The Mayor was performing for Natasha, Iris’s poodle, who watched condescendingly from the ivy. He covered his complete routine of independent jumps and snout grovels and he did them well, then flopped to the ground with a weary change of heart.

Claire’s knees were black now, too. The white shorts she’d borrowed from Zinnie were stained with grass. “Oh, hell,” she said when she saw that.

“Dat’s all right,” Iris prodded her impatiently with the shovel handle, “you’ll get your reward in de other vorld.”

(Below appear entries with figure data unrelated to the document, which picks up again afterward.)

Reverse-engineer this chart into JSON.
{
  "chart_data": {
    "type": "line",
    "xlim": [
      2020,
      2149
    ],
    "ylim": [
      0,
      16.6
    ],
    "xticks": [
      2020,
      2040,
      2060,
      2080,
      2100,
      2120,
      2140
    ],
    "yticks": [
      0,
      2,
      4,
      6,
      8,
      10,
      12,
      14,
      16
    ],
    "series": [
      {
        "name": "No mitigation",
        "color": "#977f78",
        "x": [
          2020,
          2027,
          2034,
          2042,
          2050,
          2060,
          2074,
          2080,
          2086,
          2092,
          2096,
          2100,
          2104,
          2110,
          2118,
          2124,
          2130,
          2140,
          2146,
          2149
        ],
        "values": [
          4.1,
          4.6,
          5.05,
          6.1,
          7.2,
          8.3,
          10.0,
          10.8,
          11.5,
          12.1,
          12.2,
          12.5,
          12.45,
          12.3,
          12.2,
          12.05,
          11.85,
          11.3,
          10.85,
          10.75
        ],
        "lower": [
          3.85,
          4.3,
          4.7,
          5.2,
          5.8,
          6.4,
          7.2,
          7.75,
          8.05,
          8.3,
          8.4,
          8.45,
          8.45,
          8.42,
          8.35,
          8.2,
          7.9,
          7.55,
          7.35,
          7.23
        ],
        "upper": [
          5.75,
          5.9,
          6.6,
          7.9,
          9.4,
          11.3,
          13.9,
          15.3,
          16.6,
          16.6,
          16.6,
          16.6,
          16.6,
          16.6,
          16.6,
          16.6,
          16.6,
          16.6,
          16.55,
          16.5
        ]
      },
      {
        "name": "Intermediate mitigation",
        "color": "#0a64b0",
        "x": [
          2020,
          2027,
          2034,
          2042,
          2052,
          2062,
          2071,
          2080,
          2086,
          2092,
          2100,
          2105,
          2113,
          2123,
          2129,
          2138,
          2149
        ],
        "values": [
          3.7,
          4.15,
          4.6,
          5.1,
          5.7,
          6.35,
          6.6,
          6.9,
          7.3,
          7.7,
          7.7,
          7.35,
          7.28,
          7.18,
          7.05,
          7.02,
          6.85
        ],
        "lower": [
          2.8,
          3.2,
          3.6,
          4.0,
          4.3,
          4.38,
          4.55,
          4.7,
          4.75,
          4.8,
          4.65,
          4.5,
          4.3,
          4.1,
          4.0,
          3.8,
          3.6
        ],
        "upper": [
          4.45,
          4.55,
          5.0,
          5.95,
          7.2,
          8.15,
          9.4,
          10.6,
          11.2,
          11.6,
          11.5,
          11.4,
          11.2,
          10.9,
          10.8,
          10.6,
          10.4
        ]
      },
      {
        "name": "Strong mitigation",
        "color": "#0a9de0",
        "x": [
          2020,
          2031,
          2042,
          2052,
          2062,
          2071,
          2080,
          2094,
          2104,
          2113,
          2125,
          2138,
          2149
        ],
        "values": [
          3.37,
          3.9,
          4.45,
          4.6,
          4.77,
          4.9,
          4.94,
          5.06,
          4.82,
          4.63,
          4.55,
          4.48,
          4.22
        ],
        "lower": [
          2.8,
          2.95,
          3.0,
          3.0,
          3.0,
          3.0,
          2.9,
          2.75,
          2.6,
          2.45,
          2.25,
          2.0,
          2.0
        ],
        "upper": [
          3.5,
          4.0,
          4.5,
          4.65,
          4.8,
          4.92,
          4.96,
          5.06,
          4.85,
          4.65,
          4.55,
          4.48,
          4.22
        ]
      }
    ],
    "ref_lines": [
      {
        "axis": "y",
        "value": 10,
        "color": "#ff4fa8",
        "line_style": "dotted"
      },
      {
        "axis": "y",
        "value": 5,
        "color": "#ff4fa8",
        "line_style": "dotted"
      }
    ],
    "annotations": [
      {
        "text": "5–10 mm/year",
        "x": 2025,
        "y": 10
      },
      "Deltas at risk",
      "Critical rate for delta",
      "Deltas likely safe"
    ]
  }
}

So Claire continued. There was a whole new other hole to dig to put the flower in. She had a great belief in the “other world.” She also knew that foreign diabolical spirits could enter into your body without your even knowing it if you put yourself in a susceptible position. Such as going to Macumba ceremonies and uncrossing your legs when the devil came in. Don’t laugh, she told herself even as she started to laugh into the mud. Remember the zombie girl down in Rio? Yes, it was true that that girl had let herself in for it, selling her soul to Fatiema the hag just to hook up with some no-account hot socks from the Gerada de Ipanema. What had she paid her? Forty dollars? Something like that. A couple of laughs. And it had worked. Yes, indeed. That beautiful man had hung around that girl as though his life had depended on it. It had, sort of. She’d had to give him all the money she’d earned in San Paulo. The girl would sit there in the Gerada de Ipanema with her vodka lime and stare at the carnivali world with vacant oozy eyes and wait for him. And he’d beat her, too. That poor girl. She hadn’t had much of a life but she’d had him. She’d had what she’d really wanted and gone for … easily, simply … on a dare, really. But she’d done it. Yes, not everybody believed in it, but Claire knew that you could have anything you wanted in the world. All from black magic with chickens flying in a grungy candlelit “church.” You could have what you wanted all right. What they didn’t tell you was all that went with it, what a price you had to pay. Claire knew. She’d been the zombie girl.